I’m one of those guys who never paid too much attention to trans fats because I have a simple view of nutrition: the more fancy the packaging the more likely it’d be unwise for me to put what’s inside it inside me.
Take Lucky Charms. I’ve loved them ever since I was a kid.
To be accurate, I’ve loved about one quarter of them since I was a kid. Yes, I love the marshmallow part and disdain the frosted toasted oat they use as marginally nutritious decoys.
I’m what you call a Lucky Charms prospector. I pour a big bowl, add milk and then with surgical skill begin to scoop out all brown turd-like oats and hustle them down the gullet as quickly as possible.
After about seven or eight minutes of tasteless cereal, I have -- voila! -- an entire island of magically delicious charms clinging together in a ocean of milk.
Then begins the feast. I take hearty spoonfuls dripping with the treats. When they’ve been decimated, I guzzle the candy-flavored milk and repeat the whole process maybe two more times.
Now, I know that’s not healthy. That’s why I only buy Lucky Charms for breakfast about as often as we tinker with the hour hand on the clocks.
The cereal helps define my snazzy-packaging-equals-nutritional-desolation theory.
Do you recall it? Each package is orgasmic enough to qualify as cereal porn.
Out of the cereal are bursting three silver-dollar sized rainbow marshmallows each riding rainbow waves exploding out of a milk-splashed bowl. Observing this candy euphoria is the chipper little leprechaun who’s seen only from the waist up because, I guess, General Mills executives figure it wouldn’t help sell cereal if they treated us all to his leprechaun erection pup-tenting his knickers.
You never see this kind of packaging promoting the carrots.

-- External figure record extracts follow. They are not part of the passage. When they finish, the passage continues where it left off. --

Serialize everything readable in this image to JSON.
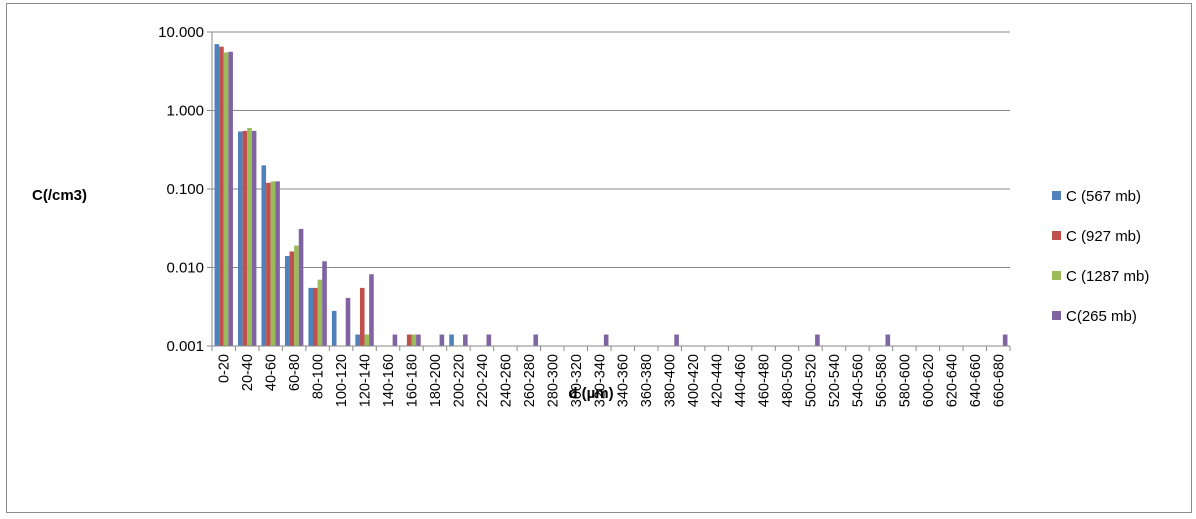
{
  "chart_data": {
    "type": "bar",
    "title": "",
    "xlabel": "d (µm)",
    "ylabel": "C(/cm3)",
    "yscale": "log",
    "ylim": [
      0.001,
      10
    ],
    "yticks": [
      "10.000",
      "1.000",
      "0.100",
      "0.010",
      "0.001"
    ],
    "grid": "horizontal",
    "legend_position": "right",
    "categories": [
      "0-20",
      "20-40",
      "40-60",
      "60-80",
      "80-100",
      "100-120",
      "120-140",
      "140-160",
      "160-180",
      "180-200",
      "200-220",
      "220-240",
      "240-260",
      "260-280",
      "280-300",
      "300-320",
      "320-340",
      "340-360",
      "360-380",
      "380-400",
      "400-420",
      "420-440",
      "440-460",
      "460-480",
      "480-500",
      "500-520",
      "520-540",
      "540-560",
      "560-580",
      "580-600",
      "600-620",
      "620-640",
      "640-660",
      "660-680"
    ],
    "series": [
      {
        "name": "C (567 mb)",
        "color": "#4f81bd",
        "values": [
          7.0,
          0.54,
          0.2,
          0.014,
          0.0055,
          0.0028,
          0.0014,
          null,
          null,
          null,
          0.0014,
          null,
          null,
          null,
          null,
          null,
          null,
          null,
          null,
          null,
          null,
          null,
          null,
          null,
          null,
          null,
          null,
          null,
          null,
          null,
          null,
          null,
          null,
          null
        ]
      },
      {
        "name": "C (927 mb)",
        "color": "#c0504d",
        "values": [
          6.5,
          0.55,
          0.12,
          0.016,
          0.0055,
          null,
          0.0055,
          null,
          0.0014,
          null,
          null,
          null,
          null,
          null,
          null,
          null,
          null,
          null,
          null,
          null,
          null,
          null,
          null,
          null,
          null,
          null,
          null,
          null,
          null,
          null,
          null,
          null,
          null,
          null
        ]
      },
      {
        "name": "C (1287 mb)",
        "color": "#9bbb59",
        "values": [
          5.5,
          0.6,
          0.125,
          0.019,
          0.007,
          null,
          0.0014,
          null,
          0.0014,
          null,
          null,
          null,
          null,
          null,
          null,
          null,
          null,
          null,
          null,
          null,
          null,
          null,
          null,
          null,
          null,
          null,
          null,
          null,
          null,
          null,
          null,
          null,
          null,
          null
        ]
      },
      {
        "name": "C(265 mb)",
        "color": "#8064a2",
        "values": [
          5.6,
          0.55,
          0.125,
          0.031,
          0.012,
          0.0041,
          0.0082,
          0.0014,
          0.0014,
          0.0014,
          0.0014,
          0.0014,
          null,
          0.0014,
          null,
          null,
          0.0014,
          null,
          null,
          0.0014,
          null,
          null,
          null,
          null,
          null,
          0.0014,
          null,
          null,
          0.0014,
          null,
          null,
          null,
          null,
          0.0014
        ]
      }
    ]
  }
}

That’s because healthy eaters know we need to eat fruits and vegetables to stay fit.
I typically eat fruit for breakfast and a big salad for lunch along with soup, a sandwich or a piece of fish. Dinner’s often a family crap shoot. Val’s very scrupulous about healthy options, but like many go-go American families we’d get docked for the occasional pizza or frozen dinners.

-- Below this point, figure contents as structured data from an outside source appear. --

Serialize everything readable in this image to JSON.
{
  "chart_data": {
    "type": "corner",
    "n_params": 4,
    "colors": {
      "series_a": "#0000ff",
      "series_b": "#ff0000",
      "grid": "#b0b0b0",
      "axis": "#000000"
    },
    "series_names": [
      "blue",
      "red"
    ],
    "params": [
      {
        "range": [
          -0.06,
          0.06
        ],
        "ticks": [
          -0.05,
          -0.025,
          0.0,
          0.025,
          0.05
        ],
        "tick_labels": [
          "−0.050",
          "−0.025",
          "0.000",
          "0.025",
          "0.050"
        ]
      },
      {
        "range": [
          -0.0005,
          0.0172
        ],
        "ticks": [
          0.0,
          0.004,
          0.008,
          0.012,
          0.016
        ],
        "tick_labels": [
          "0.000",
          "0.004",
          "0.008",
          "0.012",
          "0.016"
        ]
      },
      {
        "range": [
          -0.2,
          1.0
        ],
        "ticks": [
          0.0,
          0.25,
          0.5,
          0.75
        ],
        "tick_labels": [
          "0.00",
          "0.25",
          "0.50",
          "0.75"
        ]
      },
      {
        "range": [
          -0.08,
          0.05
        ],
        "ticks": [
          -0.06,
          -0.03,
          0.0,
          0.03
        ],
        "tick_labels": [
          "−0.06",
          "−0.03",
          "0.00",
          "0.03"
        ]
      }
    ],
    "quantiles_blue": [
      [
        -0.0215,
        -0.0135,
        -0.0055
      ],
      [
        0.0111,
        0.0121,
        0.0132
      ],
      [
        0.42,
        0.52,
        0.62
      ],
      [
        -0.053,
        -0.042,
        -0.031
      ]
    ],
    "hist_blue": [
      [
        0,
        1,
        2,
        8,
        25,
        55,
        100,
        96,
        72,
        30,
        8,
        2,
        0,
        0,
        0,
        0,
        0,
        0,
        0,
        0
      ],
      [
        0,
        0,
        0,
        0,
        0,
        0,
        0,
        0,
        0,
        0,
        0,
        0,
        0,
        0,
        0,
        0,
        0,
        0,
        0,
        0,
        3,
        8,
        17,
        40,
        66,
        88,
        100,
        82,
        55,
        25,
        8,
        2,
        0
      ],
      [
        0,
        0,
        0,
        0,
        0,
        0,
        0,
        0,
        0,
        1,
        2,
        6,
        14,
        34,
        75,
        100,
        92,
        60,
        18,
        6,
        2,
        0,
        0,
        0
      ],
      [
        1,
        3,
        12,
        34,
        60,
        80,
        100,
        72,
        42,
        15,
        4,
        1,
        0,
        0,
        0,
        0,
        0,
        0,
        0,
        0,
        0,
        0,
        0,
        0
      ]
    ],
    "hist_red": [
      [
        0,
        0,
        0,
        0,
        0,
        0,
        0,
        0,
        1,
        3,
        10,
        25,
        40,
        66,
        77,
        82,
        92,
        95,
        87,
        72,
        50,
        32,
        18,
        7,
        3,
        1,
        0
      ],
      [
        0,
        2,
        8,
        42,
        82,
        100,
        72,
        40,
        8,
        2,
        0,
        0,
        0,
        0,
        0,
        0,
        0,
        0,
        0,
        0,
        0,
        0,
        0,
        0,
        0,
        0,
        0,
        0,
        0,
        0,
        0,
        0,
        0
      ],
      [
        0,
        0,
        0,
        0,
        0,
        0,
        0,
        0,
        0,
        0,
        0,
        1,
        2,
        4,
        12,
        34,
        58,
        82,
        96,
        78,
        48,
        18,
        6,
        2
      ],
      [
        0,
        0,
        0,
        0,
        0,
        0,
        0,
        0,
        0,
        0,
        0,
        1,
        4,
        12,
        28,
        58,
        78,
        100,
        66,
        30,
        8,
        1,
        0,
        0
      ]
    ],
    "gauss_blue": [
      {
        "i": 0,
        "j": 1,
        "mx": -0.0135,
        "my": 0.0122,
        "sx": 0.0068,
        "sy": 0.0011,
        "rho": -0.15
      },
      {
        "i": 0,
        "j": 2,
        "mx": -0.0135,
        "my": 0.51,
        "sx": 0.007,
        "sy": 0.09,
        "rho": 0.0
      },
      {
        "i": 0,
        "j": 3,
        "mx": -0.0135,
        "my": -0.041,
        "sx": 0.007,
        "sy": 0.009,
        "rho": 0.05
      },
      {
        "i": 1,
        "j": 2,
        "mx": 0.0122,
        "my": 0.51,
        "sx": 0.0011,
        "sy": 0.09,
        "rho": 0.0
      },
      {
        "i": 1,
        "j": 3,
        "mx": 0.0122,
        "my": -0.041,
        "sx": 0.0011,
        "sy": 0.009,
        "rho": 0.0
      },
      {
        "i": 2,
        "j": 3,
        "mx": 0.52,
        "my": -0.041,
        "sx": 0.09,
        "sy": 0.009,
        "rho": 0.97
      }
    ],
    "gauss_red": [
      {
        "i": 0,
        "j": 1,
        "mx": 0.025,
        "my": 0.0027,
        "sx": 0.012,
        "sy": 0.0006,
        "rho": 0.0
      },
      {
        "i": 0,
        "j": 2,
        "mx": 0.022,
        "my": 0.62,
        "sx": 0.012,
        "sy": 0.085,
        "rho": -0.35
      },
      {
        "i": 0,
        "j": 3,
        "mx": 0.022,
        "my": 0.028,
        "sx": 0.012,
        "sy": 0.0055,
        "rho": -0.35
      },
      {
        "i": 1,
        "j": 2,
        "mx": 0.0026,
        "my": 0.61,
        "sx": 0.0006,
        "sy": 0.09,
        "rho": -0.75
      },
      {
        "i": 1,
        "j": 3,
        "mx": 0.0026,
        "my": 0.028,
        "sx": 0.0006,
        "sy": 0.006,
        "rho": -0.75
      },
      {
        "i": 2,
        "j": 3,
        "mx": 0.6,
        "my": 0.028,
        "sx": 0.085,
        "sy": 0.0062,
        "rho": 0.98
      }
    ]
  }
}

What’s the least appealing consumption of my day?
It’s by far the salad.
I enjoy my fruit, but all you need to know about salad is they make salad dressings to choke it all down.

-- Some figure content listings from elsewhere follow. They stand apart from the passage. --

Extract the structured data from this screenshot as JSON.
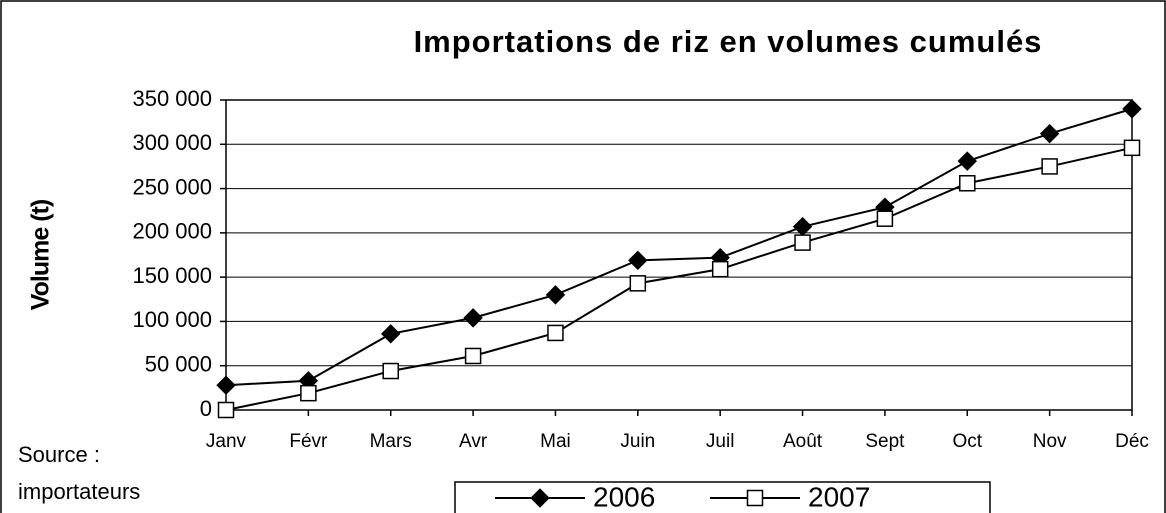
{
  "chart_data": {
    "type": "line",
    "title": "Importations de riz en volumes cumulés",
    "y_label": "Volume (t)",
    "source": [
      "Source :",
      "importateurs"
    ],
    "categories": [
      "Janv",
      "Févr",
      "Mars",
      "Avr",
      "Mai",
      "Juin",
      "Juil",
      "Août",
      "Sept",
      "Oct",
      "Nov",
      "Déc"
    ],
    "series": [
      {
        "name": "2006",
        "color": "#000000",
        "marker": "diamond",
        "values": [
          28000,
          33000,
          86000,
          104000,
          130000,
          169000,
          172000,
          207000,
          229000,
          281000,
          312000,
          340000
        ]
      },
      {
        "name": "2007",
        "color": "#000000",
        "marker": "square",
        "values": [
          0,
          19000,
          44000,
          61000,
          87000,
          143000,
          159000,
          189000,
          216000,
          256000,
          275000,
          296000
        ]
      }
    ],
    "ylim": [
      0,
      350000
    ],
    "yticks": [
      0,
      {
        "value": 50000,
        "label": "50 000"
      },
      {
        "value": 100000,
        "label": "100 000"
      },
      {
        "value": 150000,
        "label": "150 000"
      },
      {
        "value": 200000,
        "label": "200 000"
      },
      {
        "value": 250000,
        "label": "250 000"
      },
      {
        "value": 300000,
        "label": "300 000"
      },
      {
        "value": 350000,
        "label": "350 000"
      }
    ],
    "grid": true,
    "legend": "bottom"
  }
}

But I grudgingly eat it -- usually without dressing -- because I know it’s good for me.
Where I differ from more staunch nutritionally-minded folk is I try and make sure each day I consume at least one or two portions of things I know are bad for me.
See, people who eat healthy do so because they want to make sure they live right.
I eat my share of chocolate, Fritos, candy corn and other refugees from the grocery store crap food aisle because I want to sure I die right.
Too many people eat right because they want to extend their lives.
I eat wrong because the years that others are adding are the ones I don’t want to live.
I’d like to live to be about 80, but dread the thought of living to be about 84. I’ve seen too many old-timers complain about what a bitter hell those last four years are. Saw it with my grandfather, who lived to be 97 and spent the last 10 years of his life praying nightly he’d die.
My own father died at 76. He was fine in the morning and gone by dinner, victim of an aortic embolism. That was one tough night, but in hindsight it was beautiful.
I don’t know if trans fats cause aortic embolism, but if they do then I think they should be prescribed in what I guess you’d paradoxically call healthy doses.
I read a list of things that will be less tasty when deprived of their trans fats. The list included donuts, frozen pizza, movie theatre and microwave popcorn, coffee creamer and canned frosting.
For whom are those items daily staples?
Not me.
Reducing my consumption of any of those items isn’t going to kill me.
I’ll just have to find something else that eventually will.